4- Muhtelif rivayetleri toptan gözönüne alarak nihâî hükmü belirleyen fukahânın değerlendirmesine gelince, bunu Müslim şârihi İmam Nevevî şöyle açıklar:

[H İmam Mâlik ve Şâfiî'nin ve diğer bazılarının mezhebine göre, Mina'ya binek üzerinde gelenlerin cemretü'l-Akabe'ye,  yevm-i nahirde binek üzerinde taş atmaları müstehabdır. Ama böyle birisi yaya olarak atsa da câizdir.

* Mina'ya yaya olarak gelen de yaya olarak taşlama yapar.

Bu iki hüküm de yevm-i nahr içindir.

* Eyyam-ı teşrik'in ilk iki gününe gelince, bu iki günde bütün taşları yaya olarak atmak sünnettir. Üçüncü günde ise binek üzerinde atılır ve (Mina'yı terketmek üzere) yola çıkılır.

Bu söylenenler Şâfiî, Mâlik ve diğer bir kısım fukahânın mezhebidir.

* Ahmed İbnu Hanbel ve İshâk İbnu Râhuye: "Yevm-i nahrde yaya olarak taşlamak müstehabdır" demişlerdir.

* İbnu'l-Münzir: "İbnu Ömer, İbnu'z-Zübeyr ve Sâlim yaya olarak taşlama yaparlardı" der ve ilâve eder:

Ulemâ, yaya veya binek üstünde, hangi hal üzere olursa olsun yapılan taşlamanın câiz olduğunda icma eder."]

Günümüzde esas  alınacak olan, Nevevî'nin İbnu'l-Müzir'den naklen kaydetmiş bulunduğu bu icmadır. Artık hayvan veya başka çeşit binme vasıtası üzerinde taşlama yapmak mümkün değildir. Cemerât denilen şeytan taşlama mevzileri, izdiham sebebiyle hacc menâsikinin en zahmetli ve -tâbir câizse- en tehlikeli yerleridir.

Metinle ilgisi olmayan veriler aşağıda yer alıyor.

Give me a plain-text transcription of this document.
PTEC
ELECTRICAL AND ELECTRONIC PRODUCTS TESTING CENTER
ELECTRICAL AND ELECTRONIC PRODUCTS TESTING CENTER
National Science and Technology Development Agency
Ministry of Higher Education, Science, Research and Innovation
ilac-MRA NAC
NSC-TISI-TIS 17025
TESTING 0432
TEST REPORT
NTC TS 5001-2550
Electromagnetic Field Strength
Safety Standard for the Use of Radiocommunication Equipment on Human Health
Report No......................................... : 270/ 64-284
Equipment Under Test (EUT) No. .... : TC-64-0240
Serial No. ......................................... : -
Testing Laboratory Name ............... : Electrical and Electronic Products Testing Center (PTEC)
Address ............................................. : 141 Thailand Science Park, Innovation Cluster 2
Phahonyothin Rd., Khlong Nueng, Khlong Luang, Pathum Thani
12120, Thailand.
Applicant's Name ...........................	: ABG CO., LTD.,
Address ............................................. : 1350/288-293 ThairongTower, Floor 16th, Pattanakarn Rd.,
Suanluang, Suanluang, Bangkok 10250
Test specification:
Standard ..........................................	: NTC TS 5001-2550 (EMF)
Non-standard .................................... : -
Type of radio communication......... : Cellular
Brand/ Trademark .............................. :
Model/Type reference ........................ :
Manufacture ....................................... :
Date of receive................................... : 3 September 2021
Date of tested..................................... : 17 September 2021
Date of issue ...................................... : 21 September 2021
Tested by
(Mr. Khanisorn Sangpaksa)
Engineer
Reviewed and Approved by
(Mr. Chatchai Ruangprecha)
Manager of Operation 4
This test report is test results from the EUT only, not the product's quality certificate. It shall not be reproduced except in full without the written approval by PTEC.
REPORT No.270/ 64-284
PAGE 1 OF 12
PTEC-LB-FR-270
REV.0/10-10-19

Yeri gelmişken kaydetmek isteriz: 1430-1436 numaralarda ve bâhusus 1433 numaralı hadiste gördüğümüz üzere, Resûlullah (aleyhissalâtu vesselâm) taşlamaları, kadın, çocuk, yaşlı gibi "zayıfların"; çoban gibi  "mazeretliler"in  emniyet ve gönül huzuru içinde yapabilmeleri için hususî tedbirler almış, istisnâî  ruhsatlar vaz'etmiştir. Her yıl birçok kazaların vuku bulduğu, ölümlerin hasıl olduğu  bu izdihamlı noktalarda günümüzün şartlarına uygun yeni tedbirlere ihtiyaç vardır. Sözgelimi, taşlama mahallerine gidiş, hacc teşkilatlarına tanınacak belli bir programa göre yapılarak disiplin altına alınabilir, bu mevzilere giriş ve çıkış istikâmetleri tesbit edilip buna riâyetin  tahakkuku için tedbirler alınabilir vs. [4]


 

[1] İbrahim Canan, Kutub-i Sitte Tercüme ve Şerhi, Akçağ Yayınları:6/19.

[2] İbrahim Canan, Kutub-i Sitte Tercüme ve Şerhi, Akçağ Yayınları:6/19.

[3] İbrahim Canan, Kutub-i Sitte Tercüme ve Şerhi, Akçağ Yayınları:6/19.

[4] İbrahim Canan, Kutub-i Sitte Tercüme ve Şerhi, Akçağ Yayınları:6/20-22.